Taking a Bite Out of an Asteroid

TL;DR

  1. Taking a bite out of an asteroid
  2. A huge goof by Star Wars
  3. 7 exoplanets!

Current events

Last night Japanese spacecraft Hayabusa-2 grabbed a rock sample from the asteroid Ryugu, which it has been orbiting since June after a 3.5 year journey. Hayabusa-2 already deployed two tiny rovers to the asteroid surface in September, and these rovers are super cool because they don’t actually roll on the surface the way we might expect, since the gravity on the asteroid is way too low. Instead, they bounce around like grasshoppers, using a torque generated by internal rotating masses. Hayabusa-2 collected the sample by approaching the surface with a sampling horn, firing a 5-gram tantalum bullet into the rock, and collecting the ejected materials into a catcher. After three samples, the probe is scheduled to depart Ryugu in December 2019 and return the samples to Earth December 2020.

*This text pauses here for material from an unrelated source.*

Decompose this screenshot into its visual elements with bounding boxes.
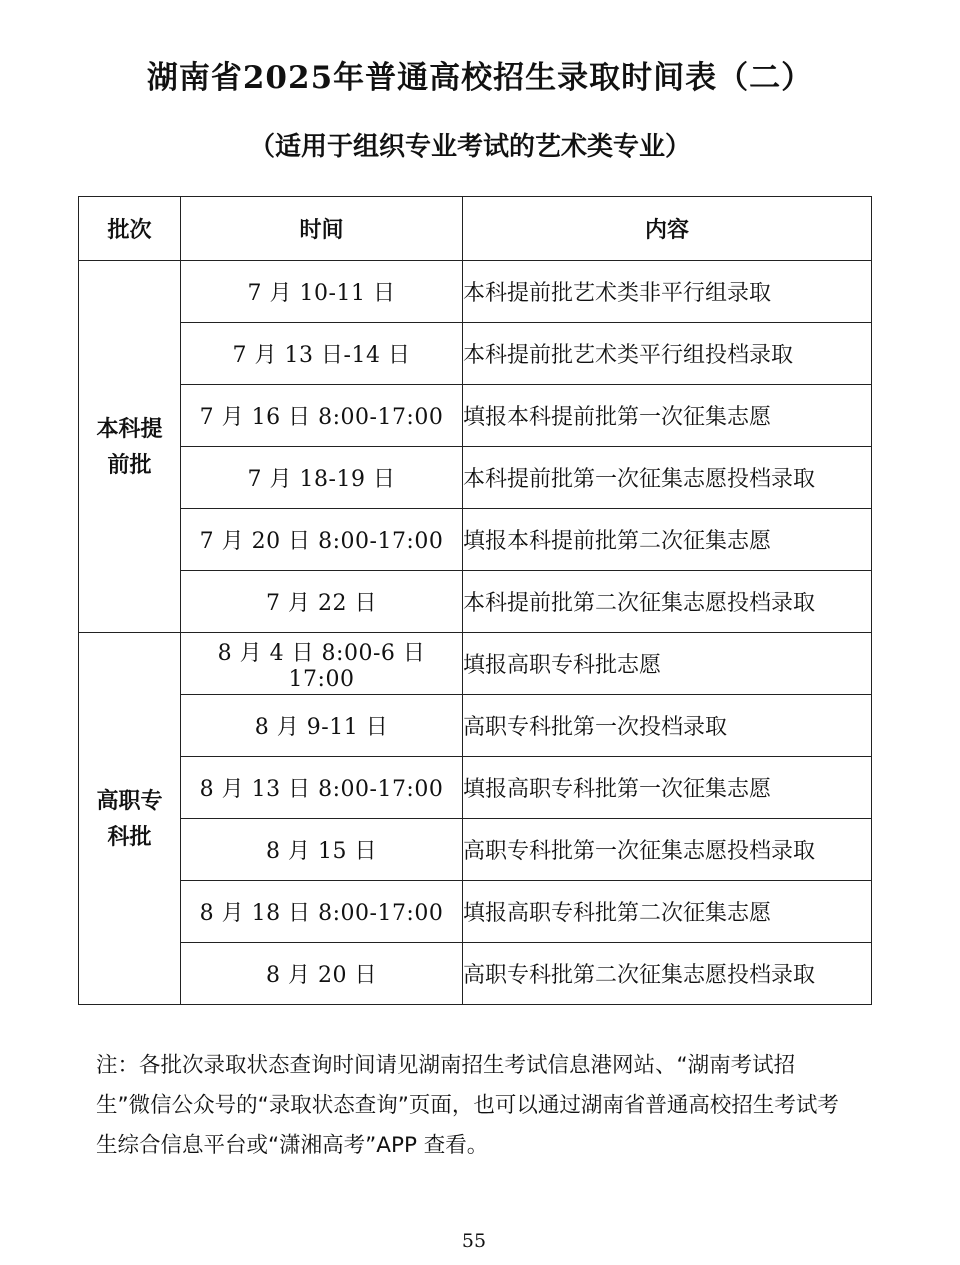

Artist's impression of Hayabusa-2 collecting a sample from Ryugu

Today I learned

In addition to a lightyear, there are two other metrics of distance commonly used for space. One is called the Astronomical Unit (AU), which is simply the average distance from the Earth to the Sun, about 93mm miles. The other is the parsec, which is visualized in the diagram below. Given a right triangle where the shorter leg is 1 AU and the opposite angle is 1 arcsecond (1/3600 of a degree), the other leg (the green line) is equal to one parsec. As it turns out, one parsec =  19 trillion miles. 
There's a ridiculous scene from Star Wars where Han Solo says he piloted the Millennium Falcon through the Kessel Run in less than 12 parsecs. Now that you're all informed, you understand why this phrase makes absolutely no sense. Parsecs are a measure of distance, not time (see the video below, the phrase starts at 0:10) 


This day in space history

On February 22, 2017, NASA announced the discovery of 7 exoplanets orbiting a small, cool star called TRAPPIST-1 nearby (only 40 lightyears!). 3 of the exoplanets orbit within the habitable zone, meaning they orbit in a range that might allow temperatures that would sustain liquid water and potentially life. This is the most Earth-size planets ever discovered in the habitable zone of a single star.

Artist's impression of the TRAPPIST-1 system

Of these three, planet TRAPPIST-1e is the most similar to Earth, with about the same mass, radius, gravity, and temperature, scoring very high on the Earth Similarity Index. The exoplanets were discovered by the Spitzer Space Telescope using the transit method and will be a key priority for further study for the upcoming new James Webb Space Telescope.